Los datos del último mes analizado confirman una tendencia preocupante a corto plazo. En mayo de 2026 se registraron 6 denuncias por este delito en territorio nacional, lo que representa un incremento del 20% en comparación con el mismo mes de 2025, cuando se reportaron 5 casos. A pesar de este repunte mensual, la perspectiva histórica muestra un descenso drástico en la última década: el delito de robo a bancos cayó de su punto más alto con 614 casos en el año 2015 a 101 denuncias al cierre de 2025. En lo que va del año 2026, el corte acumulado hasta mayo suma 39 carpetas de investigación.
El análisis geográfico del reporte de la consultora TResearch detalla que tres entidades federativas concentran el 35% de todos los asaltos bancarios ocurridos durante la presente administración federal. El estado de Veracruz lidera la lista nacional con 17 registros acumulados, seguido muy de cerca por Guerrero y Chihuahua, con 16 casos denunciados en cada demarcación. En contraste, estados como Guanajuato, Ciudad de México y el Estado de México registran menores incidencias con 13, 12 y 10 casos respectivamente, mientras que más de una decena de entidades se mantienen en ceros durante este periodo.
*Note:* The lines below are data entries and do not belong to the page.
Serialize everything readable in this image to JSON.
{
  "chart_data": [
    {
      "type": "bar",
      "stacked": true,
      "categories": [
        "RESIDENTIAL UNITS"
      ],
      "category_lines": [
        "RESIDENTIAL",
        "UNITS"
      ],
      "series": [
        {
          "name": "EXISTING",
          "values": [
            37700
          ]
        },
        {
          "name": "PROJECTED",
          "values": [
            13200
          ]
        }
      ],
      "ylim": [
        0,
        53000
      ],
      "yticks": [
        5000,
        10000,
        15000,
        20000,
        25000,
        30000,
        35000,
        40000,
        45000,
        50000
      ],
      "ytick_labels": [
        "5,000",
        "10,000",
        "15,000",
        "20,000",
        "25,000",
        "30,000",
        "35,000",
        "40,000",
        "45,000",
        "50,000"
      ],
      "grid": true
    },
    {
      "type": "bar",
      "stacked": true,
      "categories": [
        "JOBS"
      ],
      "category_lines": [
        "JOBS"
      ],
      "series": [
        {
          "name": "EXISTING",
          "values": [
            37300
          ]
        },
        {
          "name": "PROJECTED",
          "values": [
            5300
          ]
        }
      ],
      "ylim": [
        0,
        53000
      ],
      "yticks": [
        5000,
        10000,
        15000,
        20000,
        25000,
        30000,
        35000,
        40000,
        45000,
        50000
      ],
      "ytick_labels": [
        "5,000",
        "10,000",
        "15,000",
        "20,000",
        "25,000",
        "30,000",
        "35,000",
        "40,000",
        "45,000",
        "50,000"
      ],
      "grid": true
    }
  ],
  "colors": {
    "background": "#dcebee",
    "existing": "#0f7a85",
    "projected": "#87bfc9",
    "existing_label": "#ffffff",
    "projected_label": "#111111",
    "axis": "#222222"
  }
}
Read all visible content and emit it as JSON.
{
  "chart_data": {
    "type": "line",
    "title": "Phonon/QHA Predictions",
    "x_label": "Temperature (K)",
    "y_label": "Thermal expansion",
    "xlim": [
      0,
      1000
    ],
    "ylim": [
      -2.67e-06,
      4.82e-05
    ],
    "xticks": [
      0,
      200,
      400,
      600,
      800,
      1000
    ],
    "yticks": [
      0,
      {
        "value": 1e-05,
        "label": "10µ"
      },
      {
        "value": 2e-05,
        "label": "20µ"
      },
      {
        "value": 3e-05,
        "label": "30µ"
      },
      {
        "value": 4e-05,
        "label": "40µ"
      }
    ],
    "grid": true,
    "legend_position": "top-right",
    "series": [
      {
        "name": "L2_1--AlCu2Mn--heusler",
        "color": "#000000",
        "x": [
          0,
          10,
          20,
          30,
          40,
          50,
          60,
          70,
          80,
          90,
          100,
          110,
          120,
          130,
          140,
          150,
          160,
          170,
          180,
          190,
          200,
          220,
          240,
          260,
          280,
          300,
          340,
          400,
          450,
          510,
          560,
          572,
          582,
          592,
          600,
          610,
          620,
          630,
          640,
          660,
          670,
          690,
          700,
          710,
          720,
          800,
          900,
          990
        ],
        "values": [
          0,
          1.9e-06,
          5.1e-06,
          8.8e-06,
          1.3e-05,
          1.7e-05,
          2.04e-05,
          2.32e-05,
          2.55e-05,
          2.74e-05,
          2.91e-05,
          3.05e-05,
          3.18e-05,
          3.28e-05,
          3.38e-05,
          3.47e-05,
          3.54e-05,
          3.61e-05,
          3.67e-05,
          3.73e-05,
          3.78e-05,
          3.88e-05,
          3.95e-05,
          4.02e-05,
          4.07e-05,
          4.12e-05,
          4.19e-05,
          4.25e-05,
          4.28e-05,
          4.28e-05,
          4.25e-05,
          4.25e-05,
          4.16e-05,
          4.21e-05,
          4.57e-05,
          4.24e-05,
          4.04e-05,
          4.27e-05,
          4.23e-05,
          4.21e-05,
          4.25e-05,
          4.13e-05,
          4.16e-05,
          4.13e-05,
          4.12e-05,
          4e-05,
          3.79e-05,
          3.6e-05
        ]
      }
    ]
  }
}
Sin embargo, cuando el delito se mide bajo la variable de tasa por cada millón de habitantes para evaluar el impacto real en la población, la distribución del riesgo cambia. Bajo este criterio, el estado de Guerrero encabeza la lista con una tasa de 5 denuncias por cada millón de ciudadanos. En esta medición de impacto per cápita, le siguen las entidades de Chihuahua y Colima, ambas con una tasa de 4 registros, consolidándose como las zonas con mayor vulnerabilidad proporcional para las sucursales bancarias y sus usuarios.
La evolución de estas cifras históricas y el reciente aumento del 20% en la incidencia mensual de mayo abren el debate sobre la efectividad de las estrategias de vigilancia coordinadas entre las corporaciones policiacas y los sistemas de seguridad privada de las instituciones financieras. Para los analistas políticos y expertos en seguridad, contener este delito en los estados del sureste y del norte del país resulta una tarea prioritaria para garantizar la estabilidad económica y la confianza de los inversionistas en las distintas regiones afectadas.